Just 10 minutes before militants broke into Bracha Levinson's home on Saturday at Israel's Nir Oz kibbutz, Levinson was texting her daughters, "concerned about them more than she was herself," said Shimoni, 24, who lives in Canada.
But then Shimoni's sister frantically messaged the family text group asking if they had seen their grandmother's Facebook post.
"Immediately, I went to her Facebook page. And I saw a video with her lying on her living room floor with her arms clenched on her chest, covered in blood, and blood surrounding her. A few men with guns standing above her and shouting," Shimoni said.
"We all saw the video. Even my little brother," he said.
"I was freaking out, trying to make sense of what's happening. Just, like, pacing around my condo," he said. "I'm trying to call my parents, and hearing my mom screaming her lungs out to the phone when my dad is trying to, like, calm me down and try to explain to me what is happening."
The 24-year-old was in shock, he said, and also scared for the rest of his family who live in Israel.
As the day went on, Shimoni said, the family learned that not only did the militants take Levinson's and post "her dying body for us to see, but they also burned down her house and the entire community which my mom grew up in, I spent most of my summers in."
Levinson, 74, lived in Israel since she was a child after the Holocaust. She raised her children as a single mother in the Nir Oz kibbutz, where she lived the rest of her life. She was known in the community for the bicycle she always rode around as her main transportation.

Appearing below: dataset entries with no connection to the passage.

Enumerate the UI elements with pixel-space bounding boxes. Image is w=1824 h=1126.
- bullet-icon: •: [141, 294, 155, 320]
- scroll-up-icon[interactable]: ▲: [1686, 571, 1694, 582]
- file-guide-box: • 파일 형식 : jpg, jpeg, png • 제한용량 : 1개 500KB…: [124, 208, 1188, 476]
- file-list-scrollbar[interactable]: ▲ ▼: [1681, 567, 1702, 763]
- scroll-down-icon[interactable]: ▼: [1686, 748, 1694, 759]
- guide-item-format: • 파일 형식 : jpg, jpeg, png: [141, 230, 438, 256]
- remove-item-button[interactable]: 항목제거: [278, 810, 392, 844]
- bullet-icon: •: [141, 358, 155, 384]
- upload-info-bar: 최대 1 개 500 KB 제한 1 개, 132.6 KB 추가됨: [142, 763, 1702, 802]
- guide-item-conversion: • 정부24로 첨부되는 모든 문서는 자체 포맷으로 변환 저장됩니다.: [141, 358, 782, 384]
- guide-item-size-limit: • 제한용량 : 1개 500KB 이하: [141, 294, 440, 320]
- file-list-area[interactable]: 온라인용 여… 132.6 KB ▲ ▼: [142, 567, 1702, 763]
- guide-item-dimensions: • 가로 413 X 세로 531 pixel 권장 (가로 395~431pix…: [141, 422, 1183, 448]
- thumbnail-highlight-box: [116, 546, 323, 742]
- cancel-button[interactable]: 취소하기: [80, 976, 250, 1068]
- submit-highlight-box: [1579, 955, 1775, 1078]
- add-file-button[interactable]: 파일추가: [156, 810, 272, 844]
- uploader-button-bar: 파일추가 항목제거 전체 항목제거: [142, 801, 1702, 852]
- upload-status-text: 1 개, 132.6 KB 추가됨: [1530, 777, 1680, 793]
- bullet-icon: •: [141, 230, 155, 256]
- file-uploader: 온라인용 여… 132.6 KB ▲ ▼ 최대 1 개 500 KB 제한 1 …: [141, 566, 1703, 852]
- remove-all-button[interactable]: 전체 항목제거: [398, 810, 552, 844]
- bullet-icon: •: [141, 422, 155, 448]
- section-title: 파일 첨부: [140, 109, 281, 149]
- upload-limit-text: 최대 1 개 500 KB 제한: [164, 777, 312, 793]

"She was truly the pillar of our family, and a pillar in her community," her grandson said.
Shimoni last saw his grandmother at her home two weeks ago for the Jewish high holidays. Levinson always felt safest at her home, he said.
"There was no sense of any danger there," he noted. "Coming from the outside to that region, always you feel a bit tense, but it's always the thought of like 'OK, if there's a missile or something, then go to the shelter and we'll be safe.' Which, unfortunately on Saturday, that wasn't the case."
Shimoni said he wants his grandmother to be remembered for her love of her family and her kibbutz.
He said he's comforted knowing his grandmother didn't have to witness "her community being torn apart."
And Shimoni said his heart breaks for everyone whose loved ones were taken hostage.
"At least I know that my grandmother is not suffering anymore," he said. "I imagine the pain that the neighbors, my mom's colleagues, and my family's friends, and all my friends are experiencing right now, with the unknowing of what happens with their loved ones that are in Gaza."